An internal combustion engine is a heat engine, just like a steam turbine, and a jet engine. They follow the same 2nd law of thermodynamics that prescribes the maximum efficiency - beause they are, the same thing - just slightly different ways of doing it.
The complex mechanical systems is an internal combustion engine severely hamper the efficiency. Similarly, jet engines due to weight considerations, may not always operate at the very high temperatures and pressures needed to achieve best efficiency. Although, advanced material designs have made it possible to boost jet engine efficiency, to the point that it is almost as good as piston/propeller engines.
If you scale up a diesel engine to small power-station size (100,000 hp), then you get efficiencies better than 50% - due to improved control of friction, and reduced adiabatic heat losses to the engine substrate.
State of the art, super-temperature gas turbines, can achieve about 45% efficiency. Which can be increased to about 55%, if the exhaust is used to heat water for a steam turbine.
The reason current power stations tend to use water/steam is that the cycle is well understood, and materials for operating at those pressures and temperatures are well characterised. Jet engines, and gas turbines, which operate at extremely high temperatures, require exotic single-crystal superalloys, which cost 20x their weight in silver.
The advantage of water/steam is that the conversion from liquid to gas embodies a lot of energy. Using a gas (e.g. air or helium) would require pumping a much larger mass of gas, to transfer the same amount of energy (because you don't get the 'concentrated' energy of the phase change).
The disadvantage of water/steam is that it becomes difficult to design a good boiler for very high temperatures (> 400C) because steam is much less dense than water (and so less effective at transferring heat from the boiler). This can be worked around by increasing the pressure to such a high level that the steam reaches the same density of water (the water and steam under such conditions act indistinguishably from each other and simply become a single fluid - this is called a 'supercritical' fluid). Modern coal plants use this technology, and it is well understood. The problem with going to supercritical water is that it's viciously corrosive (this is well understood in conventional plants, but supercritical water nuclear plants remain a long way off, as the best known supercritical water compatible materials are not nuclear compatible - research is continuing).

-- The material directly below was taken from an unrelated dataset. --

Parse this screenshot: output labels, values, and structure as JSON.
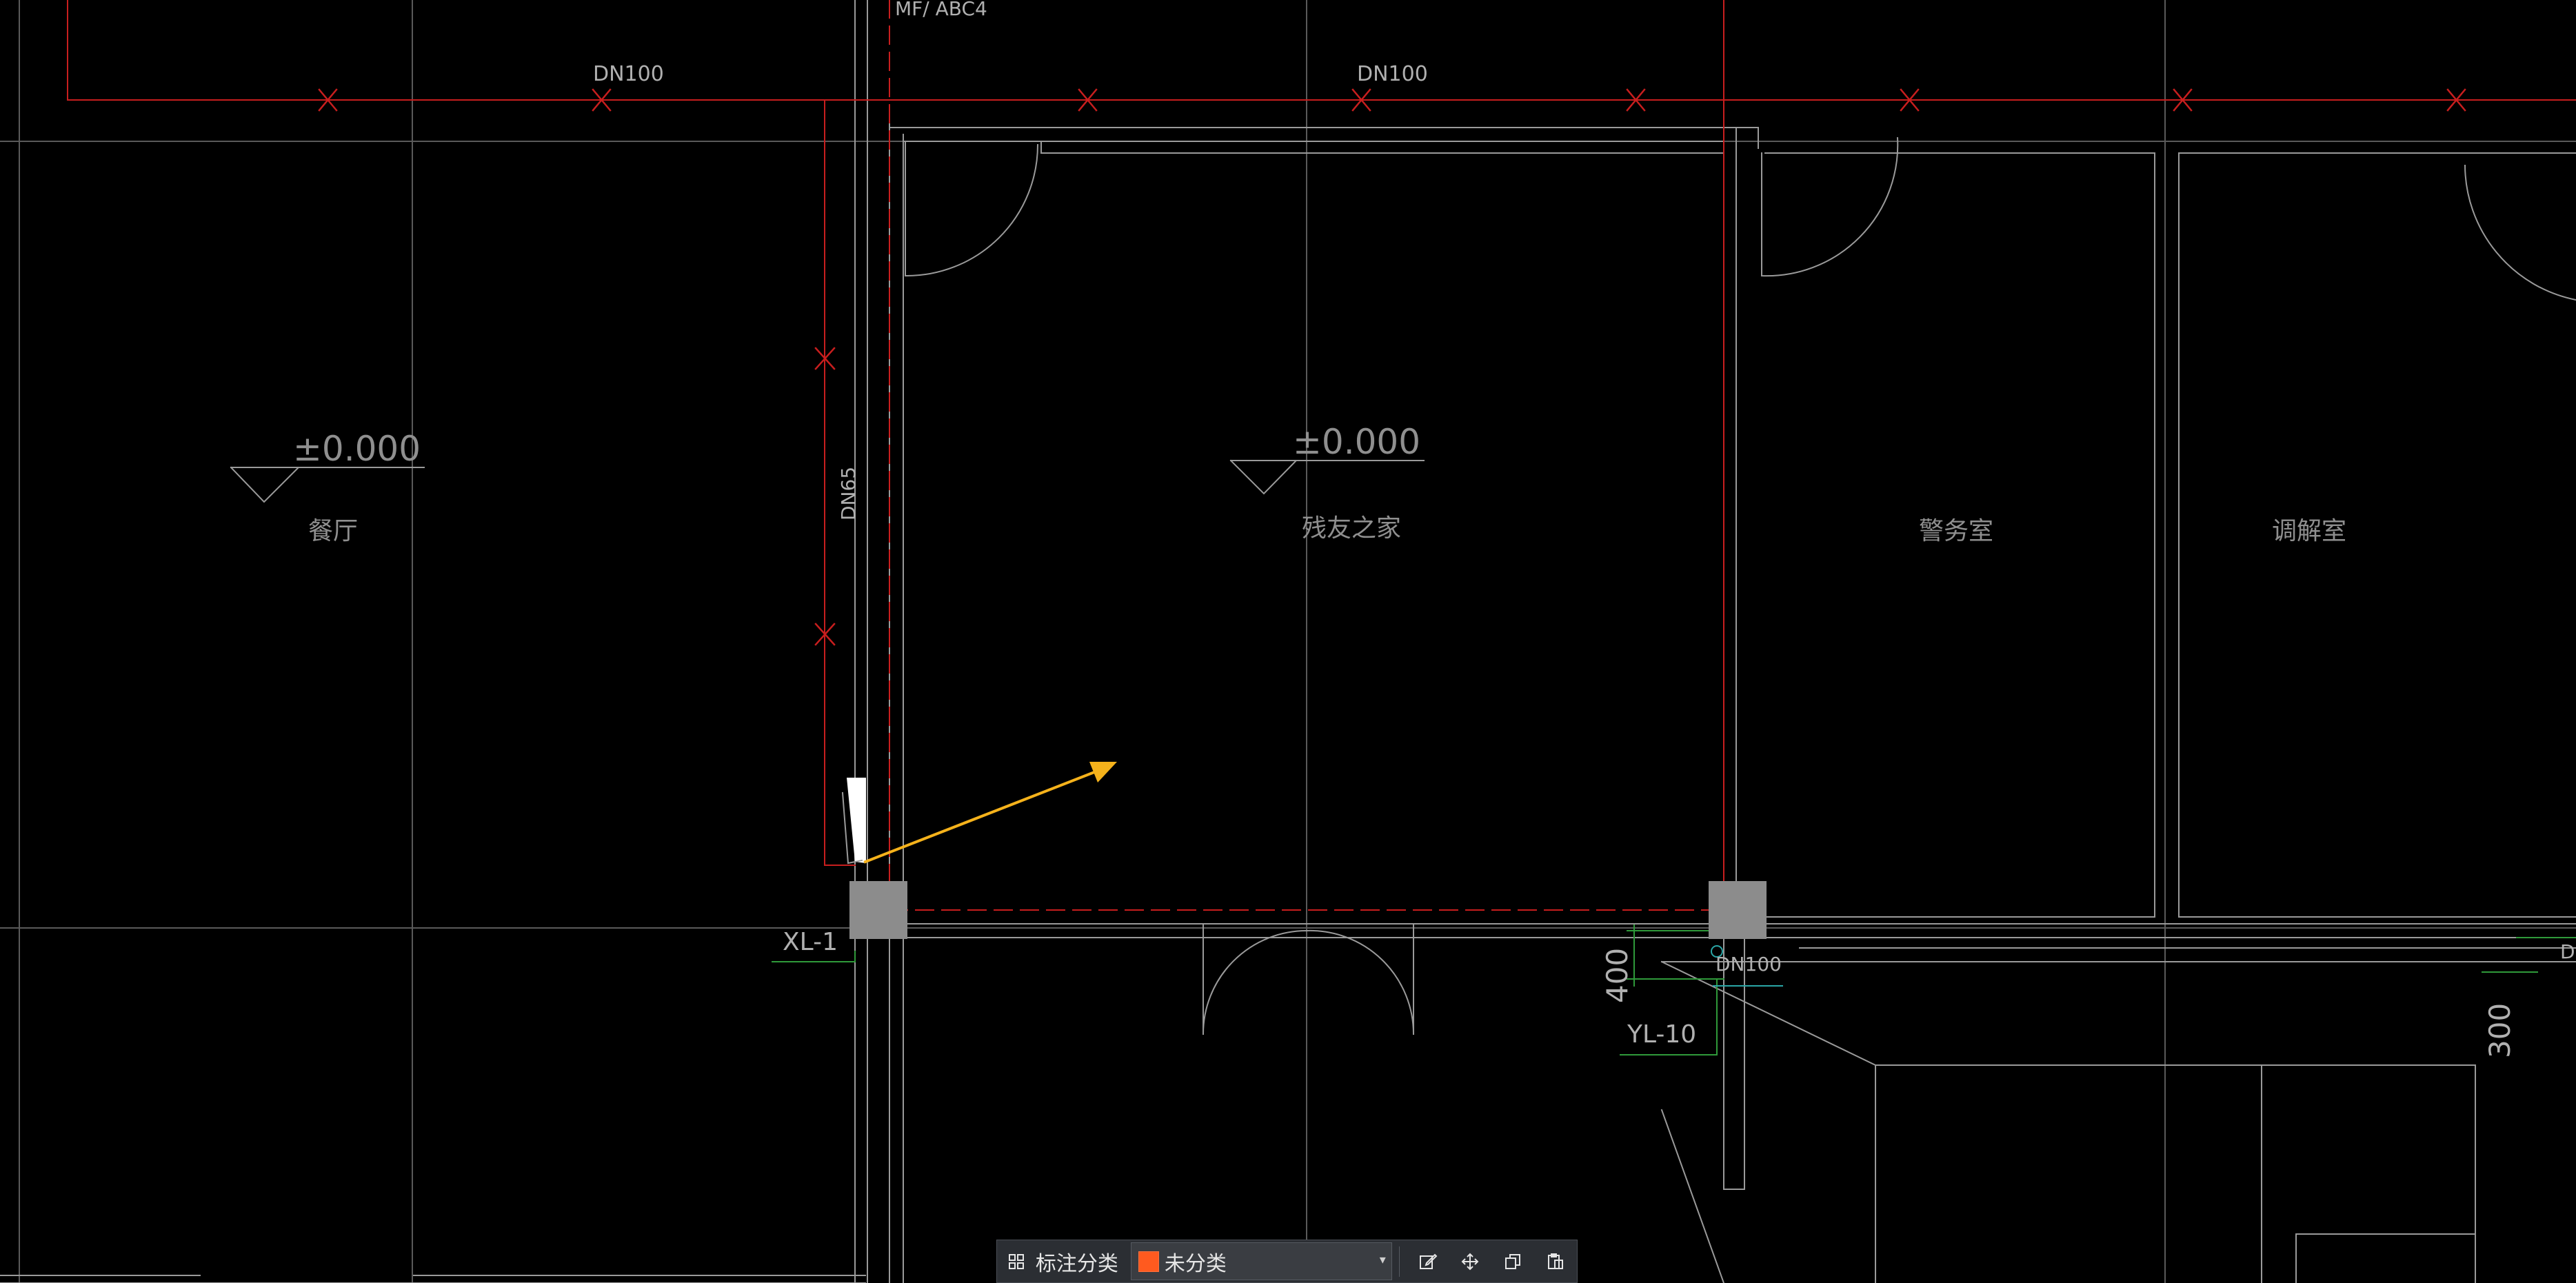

Similarly, there's no reason why you can't take a nuclear heat source, and use it to heat air , in a gas turbine, in exactly the same way as a jet engine heats air in it's turbine. The issue is purely one of materials. At the low temperatures safely achieveable by current nuclear fuel, steam is an excellent method of energy conversion, and is more practical than a jet engine type design (a Brayton cycle engine, to use the technical term).